On a more serious note, they've also shared some of the potential specs, so let's have a quick run-through.
The new phone is rumoured to sport a 6.9-inch screen with a 3200 x 1440 resolution and 120Hz refresh rate, an impressive 12GB of RAM, WiFi 6 capability and a 4,500mAh battery.
As the photo depicts, there are three cameras on the back - a 108-megapixel main camera, a 12-megapixel ultrawide camera and a 12-megapixel periscope lens with up to 50x magnification capability. Lastly, it's also got a 10-megapixel hole-punch camera on the front.
As for the S-pen, it reportedly has a latency of nine milliseconds and features a new "pointer" mode that allows you to control an on-screen cursor just by pointing it at the screen.PHOTO: Samsung
Although this whole "Xbox Smartphone" business is definitely quite funny at first, it does make sense considering Microsoft and Samsung are on pretty good terms with each other.
At 2019's Galaxy Note launch, you might remember that Microsoft's CEO Satya Nadella officially recognised a partnership between both companies, an agreement which stated Samsung would pre-install certain Microsoft apps on their Galaxy Note 10 phones, such as Your Phone, Office and OneDrive, among others.
However, the real kicker appeared earlier this year in February, where both companies announced that they would be collaborating on a cloud-based game streaming service.

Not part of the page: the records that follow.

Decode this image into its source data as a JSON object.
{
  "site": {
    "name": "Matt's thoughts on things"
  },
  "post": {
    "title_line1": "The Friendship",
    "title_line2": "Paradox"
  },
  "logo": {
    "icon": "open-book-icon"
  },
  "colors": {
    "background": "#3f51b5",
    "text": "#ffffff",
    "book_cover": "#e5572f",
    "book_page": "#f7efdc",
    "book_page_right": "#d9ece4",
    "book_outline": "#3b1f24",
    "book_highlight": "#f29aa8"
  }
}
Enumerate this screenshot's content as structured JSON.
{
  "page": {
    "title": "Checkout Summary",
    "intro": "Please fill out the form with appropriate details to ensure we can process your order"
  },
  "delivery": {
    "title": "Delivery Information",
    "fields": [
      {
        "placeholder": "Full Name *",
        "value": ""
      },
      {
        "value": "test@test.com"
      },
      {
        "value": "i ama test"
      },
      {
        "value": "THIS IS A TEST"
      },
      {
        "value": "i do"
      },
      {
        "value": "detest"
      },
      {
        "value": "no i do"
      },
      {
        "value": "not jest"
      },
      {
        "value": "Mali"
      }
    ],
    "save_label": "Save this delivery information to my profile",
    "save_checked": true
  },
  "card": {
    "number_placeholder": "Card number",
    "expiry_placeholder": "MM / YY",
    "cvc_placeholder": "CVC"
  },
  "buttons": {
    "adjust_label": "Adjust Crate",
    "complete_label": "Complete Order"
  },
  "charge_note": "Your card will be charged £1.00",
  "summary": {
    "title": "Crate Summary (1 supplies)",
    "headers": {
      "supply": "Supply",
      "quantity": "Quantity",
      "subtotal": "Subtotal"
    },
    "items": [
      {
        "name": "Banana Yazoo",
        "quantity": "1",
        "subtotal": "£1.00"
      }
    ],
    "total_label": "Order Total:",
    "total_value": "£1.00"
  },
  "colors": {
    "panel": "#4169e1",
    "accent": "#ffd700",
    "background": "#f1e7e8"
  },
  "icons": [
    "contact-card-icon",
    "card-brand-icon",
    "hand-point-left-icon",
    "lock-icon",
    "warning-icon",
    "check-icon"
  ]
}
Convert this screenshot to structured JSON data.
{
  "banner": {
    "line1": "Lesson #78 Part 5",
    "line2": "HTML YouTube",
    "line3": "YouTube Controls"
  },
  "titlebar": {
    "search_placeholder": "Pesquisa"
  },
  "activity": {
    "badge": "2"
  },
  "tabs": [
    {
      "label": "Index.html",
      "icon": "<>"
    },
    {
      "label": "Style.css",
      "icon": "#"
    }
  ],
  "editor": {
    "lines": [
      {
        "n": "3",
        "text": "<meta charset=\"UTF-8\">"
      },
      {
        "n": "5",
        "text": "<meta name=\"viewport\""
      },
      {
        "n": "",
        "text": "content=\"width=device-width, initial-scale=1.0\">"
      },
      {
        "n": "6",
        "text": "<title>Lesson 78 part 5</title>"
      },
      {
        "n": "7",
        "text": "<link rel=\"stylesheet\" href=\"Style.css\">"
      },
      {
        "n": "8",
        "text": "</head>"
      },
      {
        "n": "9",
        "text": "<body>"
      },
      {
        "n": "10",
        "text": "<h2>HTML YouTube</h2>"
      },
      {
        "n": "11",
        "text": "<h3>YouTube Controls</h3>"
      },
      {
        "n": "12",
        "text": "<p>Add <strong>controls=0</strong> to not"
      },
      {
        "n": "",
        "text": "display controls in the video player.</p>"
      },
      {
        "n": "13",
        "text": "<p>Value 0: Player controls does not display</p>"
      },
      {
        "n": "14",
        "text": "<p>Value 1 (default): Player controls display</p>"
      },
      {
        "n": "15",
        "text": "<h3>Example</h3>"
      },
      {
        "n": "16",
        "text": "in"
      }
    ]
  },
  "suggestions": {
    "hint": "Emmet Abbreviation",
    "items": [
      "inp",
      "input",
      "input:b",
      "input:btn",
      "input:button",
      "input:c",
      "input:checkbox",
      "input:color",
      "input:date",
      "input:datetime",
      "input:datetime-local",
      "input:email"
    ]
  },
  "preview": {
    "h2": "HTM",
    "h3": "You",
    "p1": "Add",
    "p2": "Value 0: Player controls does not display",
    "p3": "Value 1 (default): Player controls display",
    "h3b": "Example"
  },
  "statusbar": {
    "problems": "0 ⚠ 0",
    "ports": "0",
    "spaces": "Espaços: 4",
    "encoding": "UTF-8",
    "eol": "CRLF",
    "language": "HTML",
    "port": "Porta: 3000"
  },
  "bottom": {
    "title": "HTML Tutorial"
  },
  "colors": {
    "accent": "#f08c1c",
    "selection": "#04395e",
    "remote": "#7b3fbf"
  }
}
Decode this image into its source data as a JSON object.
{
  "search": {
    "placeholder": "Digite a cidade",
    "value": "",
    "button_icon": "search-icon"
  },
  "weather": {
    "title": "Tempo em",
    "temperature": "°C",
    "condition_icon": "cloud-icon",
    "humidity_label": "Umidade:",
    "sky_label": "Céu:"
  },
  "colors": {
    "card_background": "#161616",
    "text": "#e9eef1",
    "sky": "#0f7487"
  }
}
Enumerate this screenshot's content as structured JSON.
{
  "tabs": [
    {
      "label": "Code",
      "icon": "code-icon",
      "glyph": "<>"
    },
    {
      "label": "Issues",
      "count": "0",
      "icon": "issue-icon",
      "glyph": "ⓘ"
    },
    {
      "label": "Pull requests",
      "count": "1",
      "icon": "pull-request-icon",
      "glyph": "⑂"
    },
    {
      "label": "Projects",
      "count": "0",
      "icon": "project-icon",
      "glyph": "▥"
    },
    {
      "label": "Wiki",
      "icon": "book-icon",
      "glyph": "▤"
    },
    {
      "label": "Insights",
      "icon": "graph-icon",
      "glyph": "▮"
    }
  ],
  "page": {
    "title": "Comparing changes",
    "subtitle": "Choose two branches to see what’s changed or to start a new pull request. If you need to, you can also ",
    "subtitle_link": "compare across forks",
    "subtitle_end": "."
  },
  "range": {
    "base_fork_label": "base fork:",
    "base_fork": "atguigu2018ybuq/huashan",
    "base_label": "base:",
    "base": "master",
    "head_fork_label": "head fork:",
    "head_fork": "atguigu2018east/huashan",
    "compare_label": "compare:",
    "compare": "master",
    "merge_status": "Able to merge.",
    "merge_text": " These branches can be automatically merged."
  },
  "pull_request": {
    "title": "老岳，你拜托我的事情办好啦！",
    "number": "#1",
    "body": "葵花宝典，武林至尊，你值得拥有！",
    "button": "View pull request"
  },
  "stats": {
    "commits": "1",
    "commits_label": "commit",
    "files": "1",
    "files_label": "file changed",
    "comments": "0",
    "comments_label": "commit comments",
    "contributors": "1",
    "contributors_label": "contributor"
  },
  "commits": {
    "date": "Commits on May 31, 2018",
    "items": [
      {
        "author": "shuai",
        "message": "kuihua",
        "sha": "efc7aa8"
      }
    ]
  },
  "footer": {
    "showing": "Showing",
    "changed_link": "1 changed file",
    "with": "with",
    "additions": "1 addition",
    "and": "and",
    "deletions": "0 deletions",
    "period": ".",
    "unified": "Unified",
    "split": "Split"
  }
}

Now that sounds awfully similar to good old Project xCloud, doesn't it?
Anyway, let's be clear that none of this is a bad thing - if the phone does really do a fantastic job of streaming games via xCloud, then this will be fantastic news for its users.
Still, this harmless "conspiracy theory" is certainly worth a chuckle or two, and nothing brightens up a dull weekday evening like poking fun at such trivialities.